Abri as gavetas e espreitei o armário, alguns documentos, cartas do banco, uma fotografia de família (de quando ainda sabíamos sorrir) e um maço de bilhetes. A letra desenhada em muitos redondos, excessiva, corações infantis a servir de assinatura. Encontros marcados, outros adiados, “hoje, no lugar que é nosso”, “beijinhos para o meu benzinho”, enjoos desses, coisas de menina ou puta de qualquer idade.
Saí dali e andei às voltas, imaginando-me trinta anos mais velho, tolo de palmeiras e de uma mulher vulgar. Que pai parvo deixaria a minha mãe por uma galdéria de corações?

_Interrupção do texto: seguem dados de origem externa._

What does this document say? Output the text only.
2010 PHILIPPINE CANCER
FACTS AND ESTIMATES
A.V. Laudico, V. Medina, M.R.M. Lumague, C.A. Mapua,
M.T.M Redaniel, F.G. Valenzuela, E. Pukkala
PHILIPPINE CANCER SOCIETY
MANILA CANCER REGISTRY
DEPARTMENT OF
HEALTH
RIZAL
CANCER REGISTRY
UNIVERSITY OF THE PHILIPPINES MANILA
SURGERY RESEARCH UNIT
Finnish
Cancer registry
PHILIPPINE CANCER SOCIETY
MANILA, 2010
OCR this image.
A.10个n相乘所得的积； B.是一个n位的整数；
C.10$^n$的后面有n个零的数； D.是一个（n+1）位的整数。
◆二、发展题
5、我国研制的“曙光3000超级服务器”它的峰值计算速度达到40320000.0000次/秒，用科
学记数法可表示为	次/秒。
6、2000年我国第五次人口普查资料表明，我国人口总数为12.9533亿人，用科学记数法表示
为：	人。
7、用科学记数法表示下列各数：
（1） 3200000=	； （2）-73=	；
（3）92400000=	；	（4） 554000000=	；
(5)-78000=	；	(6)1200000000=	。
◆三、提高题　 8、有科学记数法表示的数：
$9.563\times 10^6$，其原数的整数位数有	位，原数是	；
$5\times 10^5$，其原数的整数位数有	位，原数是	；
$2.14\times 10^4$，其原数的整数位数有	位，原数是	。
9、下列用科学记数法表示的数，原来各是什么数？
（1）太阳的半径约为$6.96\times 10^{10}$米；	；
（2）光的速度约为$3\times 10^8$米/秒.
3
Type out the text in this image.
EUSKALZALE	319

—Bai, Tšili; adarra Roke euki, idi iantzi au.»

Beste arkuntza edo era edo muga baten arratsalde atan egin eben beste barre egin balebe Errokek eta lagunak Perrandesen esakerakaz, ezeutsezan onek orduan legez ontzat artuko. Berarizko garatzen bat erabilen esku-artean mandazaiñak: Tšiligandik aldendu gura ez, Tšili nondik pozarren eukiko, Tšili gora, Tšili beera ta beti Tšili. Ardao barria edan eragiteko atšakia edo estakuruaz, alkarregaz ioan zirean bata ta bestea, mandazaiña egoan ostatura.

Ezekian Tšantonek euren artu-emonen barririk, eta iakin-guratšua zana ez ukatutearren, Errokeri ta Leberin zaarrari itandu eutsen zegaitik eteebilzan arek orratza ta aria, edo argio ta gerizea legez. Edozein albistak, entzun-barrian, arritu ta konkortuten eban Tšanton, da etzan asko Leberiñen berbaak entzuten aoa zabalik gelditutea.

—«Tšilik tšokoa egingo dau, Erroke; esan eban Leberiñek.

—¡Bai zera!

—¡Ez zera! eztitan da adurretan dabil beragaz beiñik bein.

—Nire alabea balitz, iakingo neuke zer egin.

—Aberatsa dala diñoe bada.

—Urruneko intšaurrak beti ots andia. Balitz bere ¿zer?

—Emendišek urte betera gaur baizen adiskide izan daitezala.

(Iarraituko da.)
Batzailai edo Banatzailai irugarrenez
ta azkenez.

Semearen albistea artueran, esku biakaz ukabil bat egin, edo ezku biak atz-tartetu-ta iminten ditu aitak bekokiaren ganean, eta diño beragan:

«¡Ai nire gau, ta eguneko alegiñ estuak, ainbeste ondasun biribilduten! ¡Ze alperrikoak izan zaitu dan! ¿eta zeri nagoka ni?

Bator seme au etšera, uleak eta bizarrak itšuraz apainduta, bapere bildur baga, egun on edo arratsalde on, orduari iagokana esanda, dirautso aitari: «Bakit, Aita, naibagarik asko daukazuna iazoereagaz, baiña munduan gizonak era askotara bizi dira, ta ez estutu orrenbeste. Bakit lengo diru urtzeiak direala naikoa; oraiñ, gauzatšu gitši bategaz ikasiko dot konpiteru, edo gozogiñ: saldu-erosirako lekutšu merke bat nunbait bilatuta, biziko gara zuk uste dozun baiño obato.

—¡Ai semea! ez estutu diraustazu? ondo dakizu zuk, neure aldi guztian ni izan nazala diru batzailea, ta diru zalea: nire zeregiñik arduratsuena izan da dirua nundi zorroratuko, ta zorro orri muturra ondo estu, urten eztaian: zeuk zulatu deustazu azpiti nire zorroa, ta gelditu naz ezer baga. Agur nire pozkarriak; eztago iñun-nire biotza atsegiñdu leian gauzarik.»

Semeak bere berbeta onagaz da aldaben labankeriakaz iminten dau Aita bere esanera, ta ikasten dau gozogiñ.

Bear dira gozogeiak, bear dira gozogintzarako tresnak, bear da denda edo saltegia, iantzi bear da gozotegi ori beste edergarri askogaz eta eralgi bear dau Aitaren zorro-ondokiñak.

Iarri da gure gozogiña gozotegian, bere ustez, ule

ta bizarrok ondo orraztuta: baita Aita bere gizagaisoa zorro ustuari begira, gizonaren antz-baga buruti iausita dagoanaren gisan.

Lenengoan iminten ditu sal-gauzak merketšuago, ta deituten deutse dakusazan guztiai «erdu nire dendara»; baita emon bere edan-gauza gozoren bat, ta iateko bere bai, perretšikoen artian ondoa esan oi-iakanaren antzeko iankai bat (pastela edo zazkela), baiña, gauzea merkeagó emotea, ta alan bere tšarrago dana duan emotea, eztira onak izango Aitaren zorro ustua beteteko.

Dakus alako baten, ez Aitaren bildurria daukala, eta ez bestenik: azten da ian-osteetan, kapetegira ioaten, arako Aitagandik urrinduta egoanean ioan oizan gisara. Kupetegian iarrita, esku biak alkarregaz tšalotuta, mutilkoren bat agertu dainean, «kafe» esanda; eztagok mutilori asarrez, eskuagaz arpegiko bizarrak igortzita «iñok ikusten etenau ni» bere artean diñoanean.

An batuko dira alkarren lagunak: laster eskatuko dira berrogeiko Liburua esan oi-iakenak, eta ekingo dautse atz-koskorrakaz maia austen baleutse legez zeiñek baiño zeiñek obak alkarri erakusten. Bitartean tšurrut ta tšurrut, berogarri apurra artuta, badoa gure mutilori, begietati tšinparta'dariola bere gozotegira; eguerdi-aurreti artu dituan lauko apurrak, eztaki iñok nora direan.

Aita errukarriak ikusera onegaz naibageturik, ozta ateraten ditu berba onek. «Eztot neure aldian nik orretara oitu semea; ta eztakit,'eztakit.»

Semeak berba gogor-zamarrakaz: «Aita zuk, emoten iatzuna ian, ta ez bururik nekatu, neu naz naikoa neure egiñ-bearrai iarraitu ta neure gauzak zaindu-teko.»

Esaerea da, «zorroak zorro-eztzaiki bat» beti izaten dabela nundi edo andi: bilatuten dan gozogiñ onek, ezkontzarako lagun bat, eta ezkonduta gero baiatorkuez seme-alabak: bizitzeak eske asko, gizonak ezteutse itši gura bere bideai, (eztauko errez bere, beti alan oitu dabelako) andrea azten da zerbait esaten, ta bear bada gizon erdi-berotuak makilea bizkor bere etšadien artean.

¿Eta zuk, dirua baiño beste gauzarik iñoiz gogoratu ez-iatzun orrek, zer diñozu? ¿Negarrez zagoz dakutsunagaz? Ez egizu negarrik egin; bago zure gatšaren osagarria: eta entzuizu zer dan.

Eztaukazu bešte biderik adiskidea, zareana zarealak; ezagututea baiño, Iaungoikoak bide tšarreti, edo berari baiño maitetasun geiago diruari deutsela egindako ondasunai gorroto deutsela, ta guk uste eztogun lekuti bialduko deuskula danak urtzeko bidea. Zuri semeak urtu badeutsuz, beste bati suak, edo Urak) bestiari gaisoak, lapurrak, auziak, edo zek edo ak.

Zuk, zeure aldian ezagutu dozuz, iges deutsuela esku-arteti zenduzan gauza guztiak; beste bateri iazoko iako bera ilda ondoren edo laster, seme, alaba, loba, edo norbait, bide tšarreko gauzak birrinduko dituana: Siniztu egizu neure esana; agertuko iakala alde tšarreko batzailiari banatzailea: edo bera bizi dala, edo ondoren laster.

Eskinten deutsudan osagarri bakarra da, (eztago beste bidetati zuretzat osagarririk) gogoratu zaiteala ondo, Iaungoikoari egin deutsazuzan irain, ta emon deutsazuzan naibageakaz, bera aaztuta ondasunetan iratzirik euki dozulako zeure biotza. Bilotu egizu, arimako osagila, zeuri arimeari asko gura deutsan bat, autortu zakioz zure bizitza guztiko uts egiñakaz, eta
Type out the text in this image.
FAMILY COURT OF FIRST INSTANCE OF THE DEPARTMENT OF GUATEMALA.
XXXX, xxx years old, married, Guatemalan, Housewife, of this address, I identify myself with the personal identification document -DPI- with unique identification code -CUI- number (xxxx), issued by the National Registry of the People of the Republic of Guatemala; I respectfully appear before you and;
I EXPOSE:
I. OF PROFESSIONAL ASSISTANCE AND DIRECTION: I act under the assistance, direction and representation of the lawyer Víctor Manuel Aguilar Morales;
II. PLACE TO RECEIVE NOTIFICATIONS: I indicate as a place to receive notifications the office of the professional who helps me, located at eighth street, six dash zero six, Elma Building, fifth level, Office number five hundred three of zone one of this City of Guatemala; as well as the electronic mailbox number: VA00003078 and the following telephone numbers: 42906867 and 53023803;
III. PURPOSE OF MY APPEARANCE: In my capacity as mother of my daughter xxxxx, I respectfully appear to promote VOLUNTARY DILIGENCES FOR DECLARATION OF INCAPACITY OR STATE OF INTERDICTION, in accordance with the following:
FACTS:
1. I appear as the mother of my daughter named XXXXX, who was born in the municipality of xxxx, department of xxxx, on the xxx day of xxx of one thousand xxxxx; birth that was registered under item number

Dirigi-me ao centro da cidade, bebi algumas cervejas e perguntei. O falecido português, que vida a dele? Foram-me dizendo pouco, que andava por ali, à pesca e aos copos, um resto de homem que nem se entendia.
Passei pelo hotel a buscar lençóis e fui para a praia deitar-me na cama do velho, alguma coisa haveria de entender. O sono veio embrulhado de ondas, um vaivém de ideias e corpo, a cama feita barco, ou náufrago, ou homem bêbedo. De manhã cedo a luz pelo telhado falido e o calor a empurrar-me para fora.
Molhei os pés e lavei a cara de sal, quieto num espanto de dia, à beira de qualquer coisa que me escapava. Pensei em peixes arrimados ao cimo de ondas, olhando a terra e pensando na vida.
Aproximou-se um homem sujo a rir com poucos dentes. “Menino, você é a cara do português!” E ria, e veio para mim.
Perguntei-lhe se o conhecia, se me podia ajudar a compreender, a mulher, quem era essa mulher?
E o homem riu muito mais, e deu passos de dança até cair na areia e eu sentar-me a seu lado.
“Seu pai era homem sem mulher, rapaz, era doido sozinho mesmo. Bilhete? Que bilhete? Isso era coisa da mão dele. Todo o dia o português vinha para a praia, assim que nem você, e se adentrava no mar como fosse coisa feminina. Depois, quando a água chegava na boca dele, ele fechava os olhos e beijava o mar, doido daquilo, parecia até sexual!”.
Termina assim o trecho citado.